A Dutch contemporary classical group, New European Ensemble (NEuE), will play four pieces written for Smith’s work, while she reads from it. In The Golden Road, Dalrymple’s histories of Scottish colonialism in India will accompany the “fusion sounds” of India Alba.

Niven said this approach reflected the fact that fiction and literature were routinely consumed in different ways, including film adaptations, musical interpretations and plays. This year’s festival will also offer live cookery events with food writers, a strand pioneered in 2024.

“It’s a huge programme and there’s absolutely space to play with different art forms,” she said. The impetus also came from efforts to combat declining literacy and reading rates and competition from social media.

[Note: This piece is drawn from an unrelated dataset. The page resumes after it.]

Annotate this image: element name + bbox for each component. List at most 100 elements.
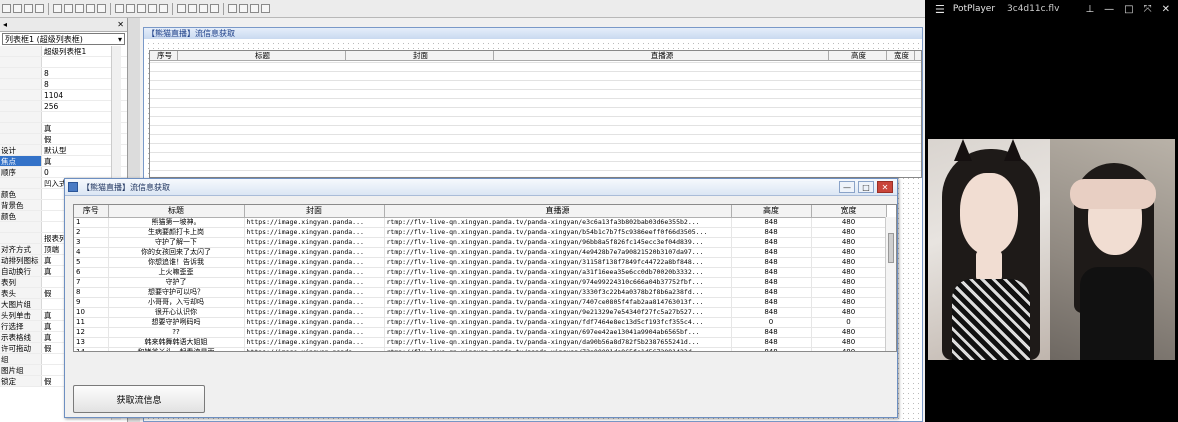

Jenny Niven posing next to a curtain
Jenny Niven: ‘How do we open our minds to new ideas, new ways of thinking?’ Photograph: Ian Georgeson Photography

Niven has commissioned mixed-genre shows in previous book festival roles, including the poet Benjamin Zephaniah in a hip-hop production in Beijing, China, and putting Michael Palin in a bird house at Australia’s Melbourne zoo.

This year’s event will feature a blockbuster appearance by the thriller writer John Grisham, the author of the Pelican Brief and The Firm who has reputedly sold 500m books, with Ian Rankin at the 1,000-seater McEwan Hall.

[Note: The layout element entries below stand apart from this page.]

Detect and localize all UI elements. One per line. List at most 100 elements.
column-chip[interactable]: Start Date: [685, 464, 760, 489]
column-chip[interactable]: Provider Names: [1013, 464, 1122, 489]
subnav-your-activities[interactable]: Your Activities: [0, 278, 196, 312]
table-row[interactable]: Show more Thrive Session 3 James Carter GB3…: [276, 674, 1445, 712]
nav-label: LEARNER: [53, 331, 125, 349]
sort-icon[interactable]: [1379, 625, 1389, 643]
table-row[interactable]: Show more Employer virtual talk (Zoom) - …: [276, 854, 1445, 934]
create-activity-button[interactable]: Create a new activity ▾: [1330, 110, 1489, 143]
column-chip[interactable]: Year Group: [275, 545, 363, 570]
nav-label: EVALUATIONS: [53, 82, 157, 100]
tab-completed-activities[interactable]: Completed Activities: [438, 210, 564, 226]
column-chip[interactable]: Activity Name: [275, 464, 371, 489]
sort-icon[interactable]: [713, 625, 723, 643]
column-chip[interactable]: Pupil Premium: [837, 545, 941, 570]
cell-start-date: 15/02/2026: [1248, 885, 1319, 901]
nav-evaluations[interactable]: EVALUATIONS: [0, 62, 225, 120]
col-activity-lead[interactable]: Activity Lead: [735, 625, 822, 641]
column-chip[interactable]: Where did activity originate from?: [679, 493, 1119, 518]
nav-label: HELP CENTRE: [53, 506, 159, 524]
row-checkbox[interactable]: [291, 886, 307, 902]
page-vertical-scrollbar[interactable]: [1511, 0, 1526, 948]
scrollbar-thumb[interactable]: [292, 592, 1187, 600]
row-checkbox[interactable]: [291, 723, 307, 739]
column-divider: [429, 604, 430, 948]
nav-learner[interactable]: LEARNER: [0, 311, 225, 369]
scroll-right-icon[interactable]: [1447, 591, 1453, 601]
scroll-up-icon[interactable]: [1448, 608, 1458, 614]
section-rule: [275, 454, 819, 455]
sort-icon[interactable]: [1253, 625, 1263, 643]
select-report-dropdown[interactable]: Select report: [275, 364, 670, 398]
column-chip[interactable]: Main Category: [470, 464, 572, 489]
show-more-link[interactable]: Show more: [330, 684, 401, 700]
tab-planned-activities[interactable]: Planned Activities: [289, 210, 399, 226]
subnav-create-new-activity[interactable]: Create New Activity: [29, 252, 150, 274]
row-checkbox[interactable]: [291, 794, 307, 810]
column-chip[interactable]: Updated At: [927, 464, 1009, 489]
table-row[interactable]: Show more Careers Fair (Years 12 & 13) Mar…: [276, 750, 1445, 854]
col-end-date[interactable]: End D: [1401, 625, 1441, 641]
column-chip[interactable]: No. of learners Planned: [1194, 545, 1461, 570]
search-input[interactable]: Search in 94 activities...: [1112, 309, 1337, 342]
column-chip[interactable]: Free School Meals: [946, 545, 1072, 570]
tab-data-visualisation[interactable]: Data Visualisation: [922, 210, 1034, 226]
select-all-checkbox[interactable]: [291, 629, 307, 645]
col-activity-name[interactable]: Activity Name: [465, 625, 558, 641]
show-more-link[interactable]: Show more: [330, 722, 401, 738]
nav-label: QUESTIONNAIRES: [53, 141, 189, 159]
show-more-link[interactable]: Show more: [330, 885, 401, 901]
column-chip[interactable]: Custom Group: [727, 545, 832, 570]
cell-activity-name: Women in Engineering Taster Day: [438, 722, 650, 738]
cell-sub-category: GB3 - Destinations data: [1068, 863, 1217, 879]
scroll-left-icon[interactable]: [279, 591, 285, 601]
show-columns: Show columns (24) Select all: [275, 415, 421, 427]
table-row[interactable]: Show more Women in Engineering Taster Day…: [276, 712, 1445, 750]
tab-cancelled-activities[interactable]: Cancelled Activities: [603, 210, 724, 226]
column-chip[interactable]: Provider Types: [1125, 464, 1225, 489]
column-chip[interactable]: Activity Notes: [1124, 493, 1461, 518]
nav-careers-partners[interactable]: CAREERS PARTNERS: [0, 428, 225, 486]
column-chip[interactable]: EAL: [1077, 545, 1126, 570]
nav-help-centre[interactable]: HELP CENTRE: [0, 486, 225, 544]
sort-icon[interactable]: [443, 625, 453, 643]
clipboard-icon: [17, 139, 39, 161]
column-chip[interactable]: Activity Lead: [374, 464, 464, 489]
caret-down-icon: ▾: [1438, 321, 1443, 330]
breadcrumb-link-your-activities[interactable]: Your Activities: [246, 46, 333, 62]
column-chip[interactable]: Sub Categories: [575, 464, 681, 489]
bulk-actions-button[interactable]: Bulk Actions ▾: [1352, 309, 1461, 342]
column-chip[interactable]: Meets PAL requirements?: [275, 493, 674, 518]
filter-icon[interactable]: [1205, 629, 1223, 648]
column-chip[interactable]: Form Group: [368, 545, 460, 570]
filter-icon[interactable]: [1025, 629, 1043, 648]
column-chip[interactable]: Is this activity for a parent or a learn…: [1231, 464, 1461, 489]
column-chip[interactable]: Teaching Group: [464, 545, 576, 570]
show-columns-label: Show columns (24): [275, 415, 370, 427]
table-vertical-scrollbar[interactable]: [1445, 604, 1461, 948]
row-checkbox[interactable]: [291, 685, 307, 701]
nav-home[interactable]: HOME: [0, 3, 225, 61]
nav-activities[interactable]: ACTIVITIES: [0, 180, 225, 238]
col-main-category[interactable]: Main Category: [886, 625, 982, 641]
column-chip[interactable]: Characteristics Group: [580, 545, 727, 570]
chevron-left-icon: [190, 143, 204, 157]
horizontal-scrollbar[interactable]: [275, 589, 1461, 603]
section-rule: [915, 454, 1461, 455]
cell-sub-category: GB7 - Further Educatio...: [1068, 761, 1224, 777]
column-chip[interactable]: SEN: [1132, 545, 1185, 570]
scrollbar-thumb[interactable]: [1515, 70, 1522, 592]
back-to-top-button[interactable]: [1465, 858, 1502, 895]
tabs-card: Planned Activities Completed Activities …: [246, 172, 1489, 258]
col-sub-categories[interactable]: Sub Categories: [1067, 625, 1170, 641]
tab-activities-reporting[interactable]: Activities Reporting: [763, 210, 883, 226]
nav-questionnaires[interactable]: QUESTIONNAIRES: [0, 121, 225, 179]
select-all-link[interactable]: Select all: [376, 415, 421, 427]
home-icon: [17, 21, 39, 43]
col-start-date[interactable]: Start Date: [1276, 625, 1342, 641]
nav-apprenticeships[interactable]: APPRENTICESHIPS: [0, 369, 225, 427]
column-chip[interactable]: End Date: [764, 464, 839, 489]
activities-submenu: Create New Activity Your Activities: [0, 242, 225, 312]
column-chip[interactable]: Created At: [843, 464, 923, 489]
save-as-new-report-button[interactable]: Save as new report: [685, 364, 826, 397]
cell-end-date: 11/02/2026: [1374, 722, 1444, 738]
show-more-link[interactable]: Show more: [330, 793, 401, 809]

Niven said this year’s festival nonetheless had a deliberately serious tone, with “Changing your mind” as its central theme.

“In a world where people are very certain of their positions about all sorts of issues, all kinds of polarised, in all kinds of ways, how do we stay flexible in our thinking? How do we open our minds to new ideas, new ways of thinking?” Niven said at the programme launch.

Afterwards she said the festival was not “deliberately pitting polarised views against each other for spectacle or for a headline”. The aim was to programme authors and speakers with different views that audiences would seek out to challenge themselves.

The UK supreme court ruling on the legal definition of sex, which has led to contested official advice about single-sex toilets from the Equalities and Human Rights Commission, would be debated in an event chaired by Brenda Hale, the former supreme court president.

Her guests will be legal experts on either side of the gender debate: Karon Monaghan KC, who represents gender critical groups, and Keio Yoshida, a barrister who champions trans rights.

The festival will also present the big-tech critic and author of Enshittification, Cory Doctorow, in conversation with the Wikipedia founder, Jimmy Wales; while Steve Crossan, who worked on Google’s DeepMind AI project, will debate with Alan Finkel, the Australian government’s former chief scientist and the creator of the AI-free certification service ProudlyHuman.

Niven said she was excited about competing projects from the Edinburgh fringe festival and Festivals Edinburgh, the sector’s umbrella group, to investigate new digital and data-mining technologies which could lead to a unified festivals box office or app.

She stressed she wanted to protect the book festival’s specific identity, and said she was agnostic about what kind of technology could be introduced. It could mean more tailored ticketing systems for overseas audiences.

“I’m open and I’m genuinely quite excited about the potential for these new tools to make more of what we have,” she said.